Un sel de potassium, ou sel de substitution, remplace une partie ou la totalité du sodium du sel de table par du chlorure de potassium. Le goût reste salé. Utilisé régulièrement à la maison, il réduit l'apport en sodium, ce qui peut contribuer à baisser la tension artérielle.
Qui doit éviter le sel de potassium ?
Les personnes atteintes d'insuffisance rénale chronique, d'insuffisance cardiaque, ou qui prennent des IEC, des sartans ou des diurétiques épargneurs de potassium doivent consulter un médecin avant de l'utiliser. Des reins affaiblis peinent à éliminer l'excès de potassium, ce qui peut déclencher des troubles du rythme.
De combien le sel de potassium fait-il baisser la tension ?
Les essais cliniques suggèrent qu'un passage au sel enrichi en potassium peut réduire la tension systolique de 3 à 5 mmHg chez les adultes hypertendus. L'essai SSaSS de 2021 a aussi rapporté une réduction du risque d'AVC de 14 % sur cinq ans.
Le goût est-il différent ?
La plupart des gens trouvent le goût proche du sel classique, surtout sur des plats froids ou ajouté à table. Chauffé longtemps, le chlorure de potassium peut révéler une légère amertume ou une note métallique. D'où l'astuce des chefs : l'ajouter en fin de cuisson plutôt qu'au début.
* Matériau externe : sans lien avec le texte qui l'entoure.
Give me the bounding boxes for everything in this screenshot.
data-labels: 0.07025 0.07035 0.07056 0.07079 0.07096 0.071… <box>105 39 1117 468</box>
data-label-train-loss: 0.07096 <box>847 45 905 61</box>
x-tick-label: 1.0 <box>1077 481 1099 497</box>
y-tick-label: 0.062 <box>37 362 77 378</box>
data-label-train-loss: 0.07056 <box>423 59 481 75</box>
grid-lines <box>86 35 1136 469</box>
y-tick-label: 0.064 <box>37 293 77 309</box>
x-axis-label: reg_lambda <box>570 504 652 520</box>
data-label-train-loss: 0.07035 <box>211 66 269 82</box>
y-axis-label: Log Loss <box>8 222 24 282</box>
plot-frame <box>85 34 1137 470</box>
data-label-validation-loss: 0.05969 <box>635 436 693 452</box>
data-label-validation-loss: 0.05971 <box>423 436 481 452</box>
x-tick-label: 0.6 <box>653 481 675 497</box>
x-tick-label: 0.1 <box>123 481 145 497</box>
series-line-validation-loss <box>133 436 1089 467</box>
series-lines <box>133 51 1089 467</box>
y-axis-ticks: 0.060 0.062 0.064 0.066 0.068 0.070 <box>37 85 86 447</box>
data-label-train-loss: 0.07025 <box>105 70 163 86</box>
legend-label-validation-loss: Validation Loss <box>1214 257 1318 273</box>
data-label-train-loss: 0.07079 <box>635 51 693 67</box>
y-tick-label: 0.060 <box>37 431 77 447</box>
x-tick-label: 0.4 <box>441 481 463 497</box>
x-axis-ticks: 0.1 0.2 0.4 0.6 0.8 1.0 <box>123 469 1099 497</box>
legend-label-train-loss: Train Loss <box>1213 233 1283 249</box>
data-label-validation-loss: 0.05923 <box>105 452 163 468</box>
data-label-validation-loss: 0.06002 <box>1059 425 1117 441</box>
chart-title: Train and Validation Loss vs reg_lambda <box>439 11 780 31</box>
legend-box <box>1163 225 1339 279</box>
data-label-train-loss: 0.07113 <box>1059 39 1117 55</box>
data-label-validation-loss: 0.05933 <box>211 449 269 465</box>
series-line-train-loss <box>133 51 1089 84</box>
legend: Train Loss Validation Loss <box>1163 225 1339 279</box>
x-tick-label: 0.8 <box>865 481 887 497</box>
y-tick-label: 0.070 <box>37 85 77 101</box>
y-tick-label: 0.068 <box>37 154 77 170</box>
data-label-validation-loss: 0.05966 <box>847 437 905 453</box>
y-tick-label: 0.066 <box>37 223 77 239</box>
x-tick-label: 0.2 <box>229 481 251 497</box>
Le sel de potassium suffit-il à lui seul ?
Probablement pas. Dans l'alimentation moderne, l'essentiel du sodium vient des produits transformés et de la restauration, pas de la salière maison. Le sel de substitution est surtout efficace combiné à la lecture des étiquettes, à davantage de plats cuisinés maison, et au suivi du sodium en plus des macros habituels.